The default ownership of a table is granted to the address that creates it. Some examples include:

  • Externally Owned Account ("EOA")
    • A developer creates a table with their Ethereum wallet => The developer’s wallet address retains default ownership of the table.
    • A user of an app built on Tableland creates a table with their Ethereum wallet => The user’s wallet address retains default ownership of the table.
  • Smart contract
    • A smart contract creates a table => The smart contract retains default ownership of the table.

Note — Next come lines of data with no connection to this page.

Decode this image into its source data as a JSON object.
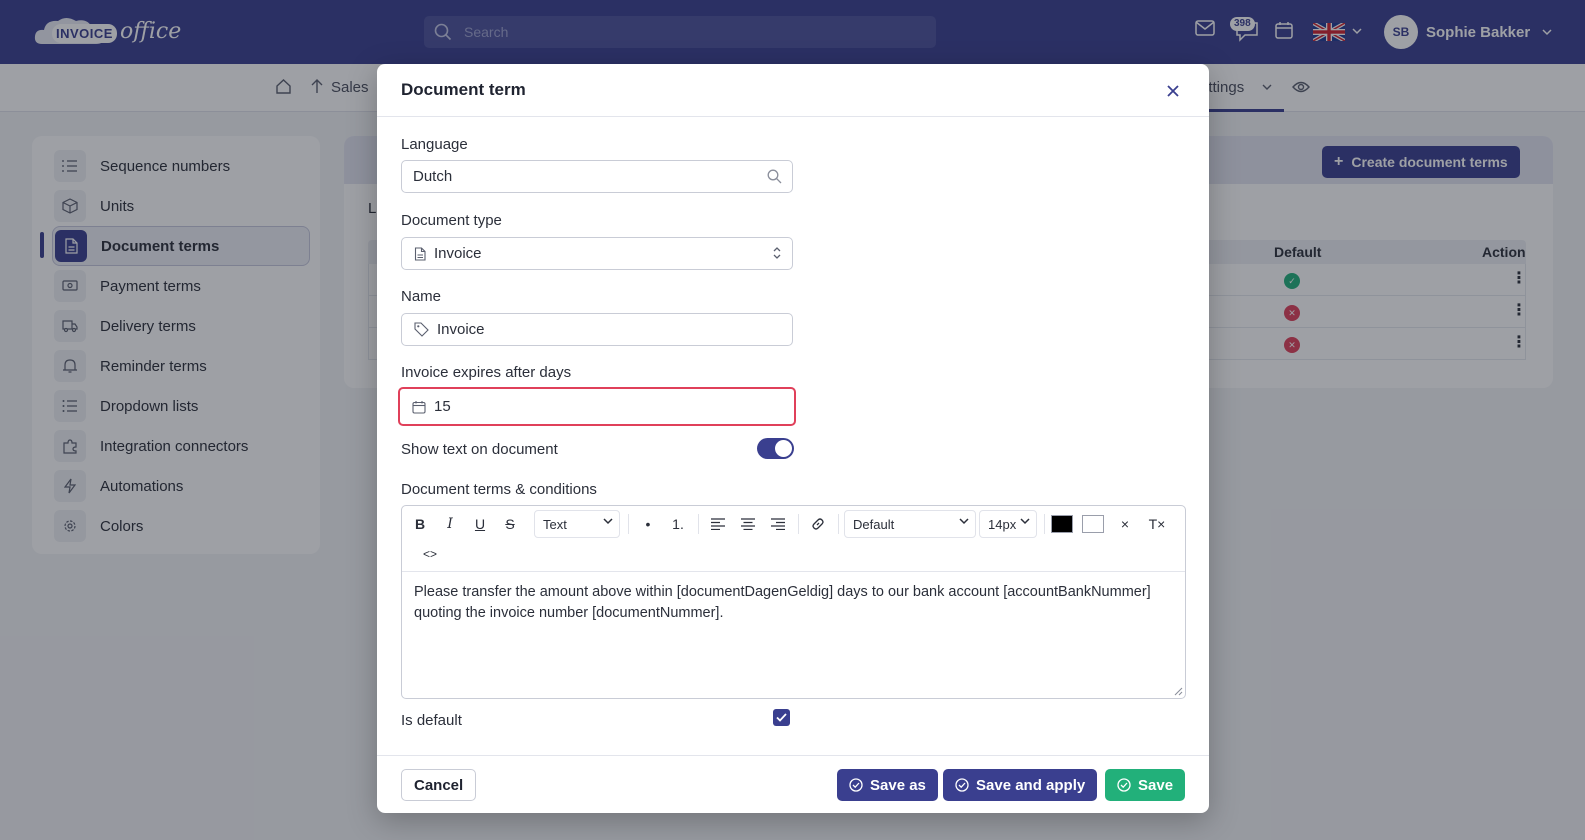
{
  "header": {
    "logo_word": "INVOICE",
    "logo_script": "office",
    "search_placeholder": "Search",
    "notification_count": "398",
    "user_initials": "SB",
    "user_name": "Sophie Bakker"
  },
  "subnav": {
    "sales": "Sales",
    "settings": "ettings"
  },
  "sidebar": {
    "items": [
      {
        "label": "Sequence numbers",
        "icon": "list-numbers-icon"
      },
      {
        "label": "Units",
        "icon": "cube-icon"
      },
      {
        "label": "Document terms",
        "icon": "document-icon"
      },
      {
        "label": "Payment terms",
        "icon": "money-icon"
      },
      {
        "label": "Delivery terms",
        "icon": "truck-icon"
      },
      {
        "label": "Reminder terms",
        "icon": "bell-icon"
      },
      {
        "label": "Dropdown lists",
        "icon": "list-icon"
      },
      {
        "label": "Integration connectors",
        "icon": "puzzle-icon"
      },
      {
        "label": "Automations",
        "icon": "bolt-icon"
      },
      {
        "label": "Colors",
        "icon": "gear-icon"
      }
    ]
  },
  "main": {
    "create_button": "Create document terms",
    "partial_label": "L",
    "columns": {
      "default": "Default",
      "action": "Action"
    },
    "rows": [
      {
        "default": true
      },
      {
        "default": false
      },
      {
        "default": false
      }
    ]
  },
  "modal": {
    "title": "Document term",
    "language_label": "Language",
    "language_value": "Dutch",
    "doctype_label": "Document type",
    "doctype_value": "Invoice",
    "name_label": "Name",
    "name_value": "Invoice",
    "expires_label": "Invoice expires after days",
    "expires_value": "15",
    "show_text_label": "Show text on document",
    "show_text_on": true,
    "terms_label": "Document terms & conditions",
    "toolbar": {
      "bold": "B",
      "italic": "I",
      "underline": "U",
      "strike": "S",
      "block_format": "Text",
      "bullet": "•",
      "numbered": "1.",
      "font": "Default",
      "font_size": "14px",
      "clear": "×",
      "clear_format": "T×",
      "code": "<>"
    },
    "terms_text": "Please transfer the amount above within [documentDagenGeldig] days to our bank account [accountBankNummer] quoting the invoice number [documentNummer].",
    "is_default_label": "Is default",
    "is_default": true,
    "buttons": {
      "cancel": "Cancel",
      "save_as": "Save as",
      "save_apply": "Save and apply",
      "save": "Save"
    }
  },
  "colors": {
    "brand": "#3a3f8f",
    "success": "#22b07a",
    "danger": "#e0405a"
  }
}
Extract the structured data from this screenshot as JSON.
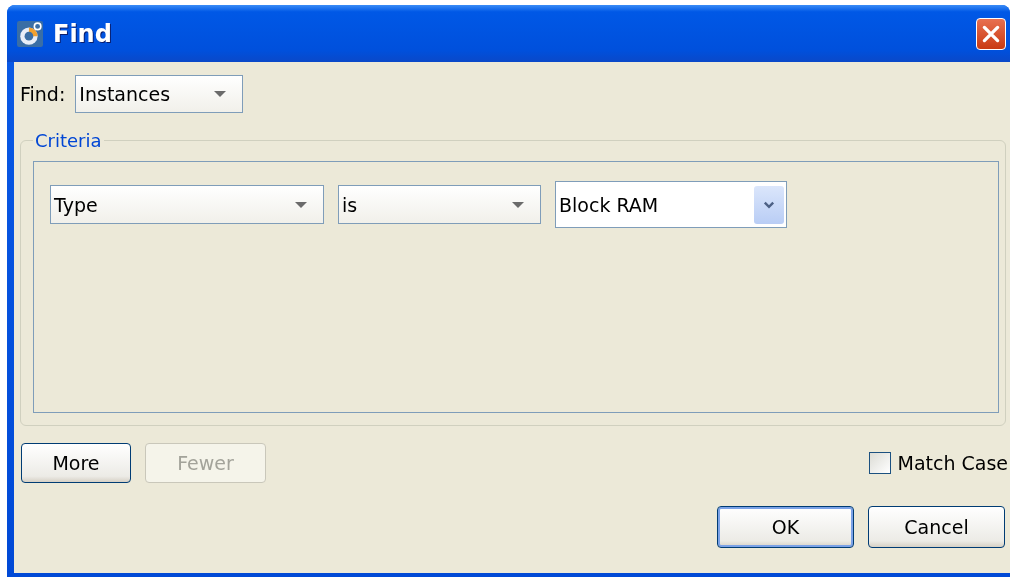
{
  "window": {
    "title": "Find"
  },
  "find": {
    "label": "Find:",
    "value": "Instances"
  },
  "criteria": {
    "legend": "Criteria",
    "rows": [
      {
        "field": "Type",
        "operator": "is",
        "value": "Block RAM"
      }
    ]
  },
  "row_buttons": [
    {
      "label": "More",
      "disabled": false
    },
    {
      "label": "Fewer",
      "disabled": true
    }
  ],
  "match_case": {
    "label": "Match Case",
    "checked": false
  },
  "dialog_buttons": [
    {
      "label": "OK",
      "default": true
    },
    {
      "label": "Cancel",
      "default": false
    }
  ]
}
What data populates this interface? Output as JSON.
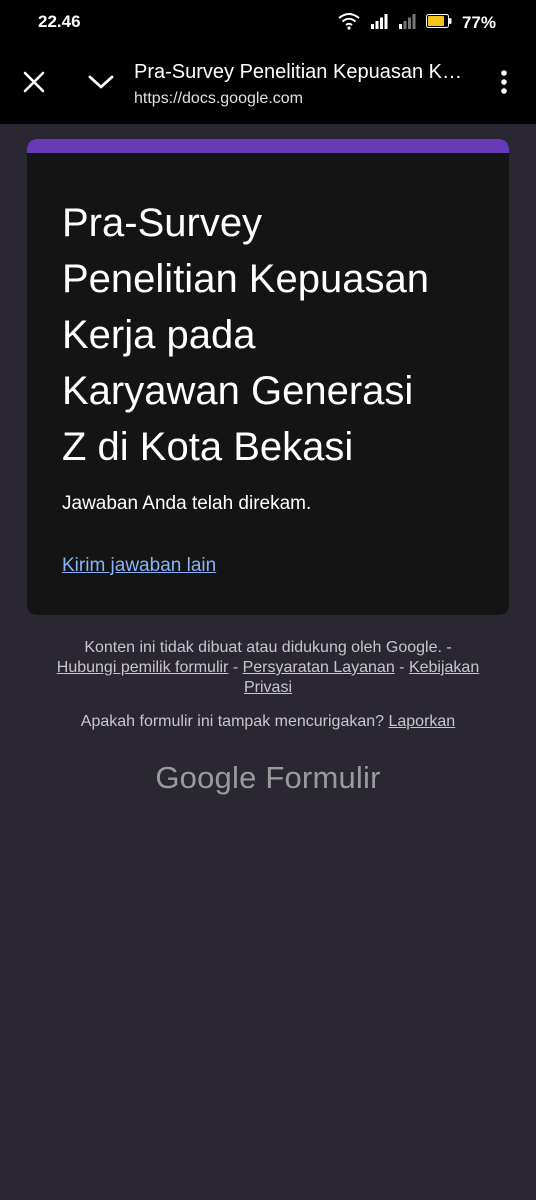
{
  "status_bar": {
    "time": "22.46",
    "battery": "77%",
    "battery_color": "#f5c518"
  },
  "toolbar": {
    "title": "Pra-Survey Penelitian Kepuasan Kerja pada Karyawan Generasi Z di Kota Bekasi",
    "url": "https://docs.google.com",
    "icons": [
      "close-icon",
      "chevron-down-icon",
      "more-vert-icon"
    ]
  },
  "card": {
    "accent_color": "#673ab7",
    "title_lines": [
      "Pra-Survey",
      "Penelitian Kepuasan",
      "Kerja pada",
      "Karyawan Generasi",
      "Z di Kota Bekasi"
    ],
    "confirmation": "Jawaban Anda telah direkam.",
    "another_response": "Kirim jawaban lain"
  },
  "footer": {
    "disclaimer": "Konten ini tidak dibuat atau didukung oleh Google. -",
    "contact_owner": "Hubungi pemilik formulir",
    "sep1": " - ",
    "terms": "Persyaratan Layanan",
    "sep2": " - ",
    "privacy": "Kebijakan Privasi",
    "suspicious": "Apakah formulir ini tampak mencurigakan? ",
    "report": "Laporkan",
    "brand_google": "Google",
    "brand_forms": "Formulir"
  }
}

Here are some callouts to consider:

  • If the controller is never explicitly set (default setting), the controller is automatically defined as the 0x0 address. This means that a table owner has the default "allow all" permissions.
    • In other words, the owner is the only one who can call a mutate function by default; it’s the only address that can perform any SQL write queries.
  • If the owner sets the controller to an EOA, the caller of a mutate function must be the controller of the table. This controller EOA address will now have the default "allow all" permissions, removing all query permissions from the table owner.
    • For example, user address_1 mints a table and sets the controller to user address_2.
    • Before setting the controller, address_1 had full "allow all" permissions and ownership of the table; address_1 could perform any SQL write operations and was the owner of the ERC721 token (e.g., can still set the controller, transfer ownership, etc.).
    • After address_1 set the controller to address_2, address_1 no longer has the "allow all" permissions. The controller address_2 has the "allow all" permission, but the owner still owns the table (e.g., can set/change the controller, transfer ownership, etc.).
  • If the controller is set to a contract address, it must implement ITablelandController.
    • It **is *technically possible* to set a controller to a contract address that doesn’t implement the controller interface. However, this would lead to issues.
    • There is logic that checks if the mutate caller is a contract. If so, the registry contract makes a getPolicy call on this calling controller contract — which, if ITablelandController isn’t implemented, will cause the call to revert.

Dynamic ACL

The power of the TablelandController and pure smart contract approach is that they allow you to create ACLs that evolve with your project. Perhaps you have an NFT where users have a window of time where they can update metadata, and then your project will lock it down. To do this, you can simply update the TablelandController or change the logic in your smart contract to enforce the new rules. It's that easy.